Akhirnya dapat dikatakan pilkada merupakan wujud demokratis dalam pemerintahan daerah, tetapi untuk menuju demokratisasi pemerintahan di daerah harus ada perubahan paradigma bahwa pilkada hanya merupakan cara bukan subtansi. Oleh karena itu subtansi demokratisasi pemerintahan di daerah terletak pada prinsip rakyat harus menjadi subyek pemerataan keadilan dalam berbagai aspek kehidupan penyelenggaraan pemerintahan untuk mewujudkan kesejahteraan masyarakat .



Daftar Pustaka
Buku
Bagir Manan, Menyosong Fajar Otonomi Daerah,UII-Pers, Yogyakarta, 2000.
Bintoro Tjokroaminoto,Good Governance (Paradigma Baru Manajemen Pembangunan), UI-Press, Jakarta, 2000.

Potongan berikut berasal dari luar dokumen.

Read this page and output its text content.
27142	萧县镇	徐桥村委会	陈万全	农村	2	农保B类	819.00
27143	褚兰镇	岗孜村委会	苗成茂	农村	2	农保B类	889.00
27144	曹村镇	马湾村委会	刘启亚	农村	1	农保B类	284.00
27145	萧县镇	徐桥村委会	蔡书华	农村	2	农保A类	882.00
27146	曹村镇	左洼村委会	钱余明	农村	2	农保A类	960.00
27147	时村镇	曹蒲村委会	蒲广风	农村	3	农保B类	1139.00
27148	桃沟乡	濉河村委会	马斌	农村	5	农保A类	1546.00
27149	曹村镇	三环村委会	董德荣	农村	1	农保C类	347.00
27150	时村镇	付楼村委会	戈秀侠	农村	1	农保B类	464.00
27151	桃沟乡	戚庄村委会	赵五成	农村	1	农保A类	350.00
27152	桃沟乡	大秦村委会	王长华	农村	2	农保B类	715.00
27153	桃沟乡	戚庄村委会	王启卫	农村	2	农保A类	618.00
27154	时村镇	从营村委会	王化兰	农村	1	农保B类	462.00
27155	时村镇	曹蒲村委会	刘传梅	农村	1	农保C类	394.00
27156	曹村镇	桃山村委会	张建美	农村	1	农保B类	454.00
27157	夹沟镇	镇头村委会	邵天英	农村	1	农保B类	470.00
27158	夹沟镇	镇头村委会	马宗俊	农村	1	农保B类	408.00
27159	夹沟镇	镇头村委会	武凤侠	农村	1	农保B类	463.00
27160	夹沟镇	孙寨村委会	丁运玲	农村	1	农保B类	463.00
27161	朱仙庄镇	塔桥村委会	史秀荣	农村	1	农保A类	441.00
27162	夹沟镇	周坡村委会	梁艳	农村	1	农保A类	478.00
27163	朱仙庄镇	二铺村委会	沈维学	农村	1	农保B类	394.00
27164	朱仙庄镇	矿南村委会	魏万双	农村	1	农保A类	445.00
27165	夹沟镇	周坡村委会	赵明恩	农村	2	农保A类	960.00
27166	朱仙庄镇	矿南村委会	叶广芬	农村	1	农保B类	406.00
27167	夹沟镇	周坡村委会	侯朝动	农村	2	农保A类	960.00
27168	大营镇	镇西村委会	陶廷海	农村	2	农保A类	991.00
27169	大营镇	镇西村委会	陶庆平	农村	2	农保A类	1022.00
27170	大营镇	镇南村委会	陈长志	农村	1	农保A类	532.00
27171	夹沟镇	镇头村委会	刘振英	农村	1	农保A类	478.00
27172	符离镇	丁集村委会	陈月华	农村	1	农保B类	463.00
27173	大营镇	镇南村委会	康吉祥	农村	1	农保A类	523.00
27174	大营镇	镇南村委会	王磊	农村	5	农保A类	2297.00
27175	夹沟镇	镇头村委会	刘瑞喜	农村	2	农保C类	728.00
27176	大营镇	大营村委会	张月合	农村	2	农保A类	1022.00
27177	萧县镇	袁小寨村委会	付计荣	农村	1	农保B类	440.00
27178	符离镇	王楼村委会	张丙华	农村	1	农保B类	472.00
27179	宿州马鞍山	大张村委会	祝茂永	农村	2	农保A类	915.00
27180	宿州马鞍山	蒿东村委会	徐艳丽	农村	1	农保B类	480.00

M.Thalhah, Pemilihan Kepala Daerah Secara Langsung:Garansi Moral dan Demokrasi,Dalam Buku: Memperkokoh Otonomi Daerah; Kebijakan,Evaluasi dan Saran, UII-Press, Yogyakarta,2004.
Satjipto Rahardjo, Masalah Penegakan Hukum Suatu Tinjauan Sosiologis,BPHN Departemen Kehakiman, Jakarta, 1983.

Tahir Azhary, Negara Hukum, Bulan Bintang, Jakarta, 1992.


Peraturan Perundang-undangan
Undang-Undang Dasar 1945 Amandemen
Undang-Undang 32 Tahun 2004 Tentang Pemerintahan Daerah.